Brave dad joins daughter on a trip of a lifetime to Mount Kilimanjaro
ALL dads know when the phone rings at 5am the chances are their beloved – and convincingly apologetic – daughters will be at the other end sheepishly asking for a lift home.
Most will curse, turf their heavy legs out of bed and drag their work-weary body into the car. A dressing gown for a cape, they transform into superdad.
So when devoted father and local Labour councillor Ray Oxby got an early morning call from daughter Rachael, 28, it took a moment for his mind to adjust.
Besides being seven years past the "taxi-request phone call years", Rachael was a solicitor in Oman – how could he possibly drive there in time?
His slumberous fog lifted, and through it came Rachael's excited voice: "Dad, Dad! Will you climb Mount Kilimanjaro with me?"
For Ray, there was only ever one answer: "Of course I will darling". And he smiled and turned over. He was the best dad in the world.
Those five words were the beginning of a journey that would take Ray and Rachael miles from home, but closer together than ever.

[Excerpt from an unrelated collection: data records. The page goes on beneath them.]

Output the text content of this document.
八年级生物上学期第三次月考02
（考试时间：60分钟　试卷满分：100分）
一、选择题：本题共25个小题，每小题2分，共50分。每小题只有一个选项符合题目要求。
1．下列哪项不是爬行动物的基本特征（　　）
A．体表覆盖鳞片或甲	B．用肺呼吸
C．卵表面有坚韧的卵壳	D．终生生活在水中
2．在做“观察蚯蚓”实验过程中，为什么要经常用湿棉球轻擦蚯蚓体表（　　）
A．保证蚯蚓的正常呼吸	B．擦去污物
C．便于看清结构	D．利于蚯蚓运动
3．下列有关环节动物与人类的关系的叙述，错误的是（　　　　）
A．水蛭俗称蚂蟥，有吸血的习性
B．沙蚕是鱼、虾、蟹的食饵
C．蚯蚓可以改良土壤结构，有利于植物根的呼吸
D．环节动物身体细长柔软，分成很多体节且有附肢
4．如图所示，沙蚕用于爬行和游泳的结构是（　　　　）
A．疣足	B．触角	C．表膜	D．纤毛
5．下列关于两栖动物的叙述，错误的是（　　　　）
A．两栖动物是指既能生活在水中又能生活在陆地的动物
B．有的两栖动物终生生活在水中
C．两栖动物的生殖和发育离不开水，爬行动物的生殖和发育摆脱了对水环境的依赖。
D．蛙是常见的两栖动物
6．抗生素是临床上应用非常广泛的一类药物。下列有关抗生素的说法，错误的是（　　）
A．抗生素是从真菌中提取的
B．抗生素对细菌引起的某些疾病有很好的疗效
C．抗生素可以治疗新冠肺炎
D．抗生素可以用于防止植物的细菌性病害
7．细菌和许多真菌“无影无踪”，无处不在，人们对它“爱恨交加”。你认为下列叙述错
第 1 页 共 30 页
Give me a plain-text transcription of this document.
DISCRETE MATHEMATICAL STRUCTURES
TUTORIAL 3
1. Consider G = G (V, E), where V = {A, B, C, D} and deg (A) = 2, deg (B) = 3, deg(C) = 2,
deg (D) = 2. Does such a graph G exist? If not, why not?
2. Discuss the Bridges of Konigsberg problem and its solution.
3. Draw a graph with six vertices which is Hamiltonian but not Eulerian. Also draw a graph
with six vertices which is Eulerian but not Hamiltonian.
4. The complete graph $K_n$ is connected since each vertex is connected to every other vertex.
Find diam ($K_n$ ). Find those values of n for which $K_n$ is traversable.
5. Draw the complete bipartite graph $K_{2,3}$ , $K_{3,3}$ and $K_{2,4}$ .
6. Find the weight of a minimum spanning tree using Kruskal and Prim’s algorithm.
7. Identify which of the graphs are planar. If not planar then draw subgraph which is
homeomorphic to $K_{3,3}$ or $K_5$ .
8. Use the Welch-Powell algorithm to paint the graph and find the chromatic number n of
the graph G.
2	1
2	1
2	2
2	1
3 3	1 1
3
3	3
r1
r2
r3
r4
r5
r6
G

Ray said: "I knew she had been feeling a little lonely in Oman. I wanted to support her as any dad would."
After a night in Zanzibar, they flew to Tanzania's Dar-Es-Salaam, caught a flight to Katmandu Airport for the last night of "luxury" before heading off to base camp.
The ambitious pair signed up for the Rongoi route, a gruelling six-day challenge to climb 19,600ft to the summit – a climb that claims 20 lives each year.
Filled with optimism and a healthy dose of trepidation – Ray's superhero alter-ego couldn't help noticing the perilous cliff edges, creeks and quarries his daughter tip-toed along – they set off.
Ray continued: "Every day we climbed for six to eight hours and while the physical fitness was a challenge, it was nothing to the altitude sickness. From day one I couldn't keep anything down.
"We had to jump from boulder to boulder, through water cuts and ravines. I watched as my daughter jumped and prayed she wouldn't miss. There was a significant risk of falling and breaking a bone. It was quite stressful and in many ways traumatic to see."
Despite the worry, Ray, the oldest in the group and not a natural at exercise, felt immensely proud of Rachael and himself.
"It was the most sustained exercise of my life with some very pleasurable moments with my daughter," said Ray.
"I was constantly looking for the risks and didn't see the environment around me. It was only afterwards, when I looked at the photographs, that I realised how beautiful it is to see a sunrise over a layer of cloud."
On day three, Ray was starting to feel the effects of altitude sickness. Unable to keep his food down, he grew weaker with dehydration and more disorientated. His lower lip started turning blue and he was in urgent need of hospital treatment.
The next day, the worried porters refused to let him carry on.
In an emotional departure, Ray, had to leave Rachael to finish the trek without him.
He said: "I don't remember much about it. I heard noises and voices but I didn't know where I was. It felt like a dream. I turned to my daughter and said, 'This is your challenge'.
"It was an emotional, dramatic split and one we both felt."
The porters helped Ray on the ten-hour trek down, and although a hospital was on standby, he refused to go. "Intensely worried" about his daughter, he waited for her return, finding comfort in a hot shower at the hotel.
Rachael finished 24 hours later, and ran into the arms of her father. His superdad cape floated peacefully in the wind behind them.
The trip raised £2,000 for the NSPCC and not only brought Ray closer to his daughter, it taught him not to take Grimsby for granted.
He added: "I am extremely proud of Rachael and myself for doing it with her.
It was great to come together to share this challenge.
"The experience brought it home to me how fortunate we all are to have creature comforts like a nice cosy bed and warm shower.
"The people there, the porters who helped me, cannot afford an education and have to pay for hospital treatment.
"We take what we have for granted. It was an overwhelming experience and one I will never forget."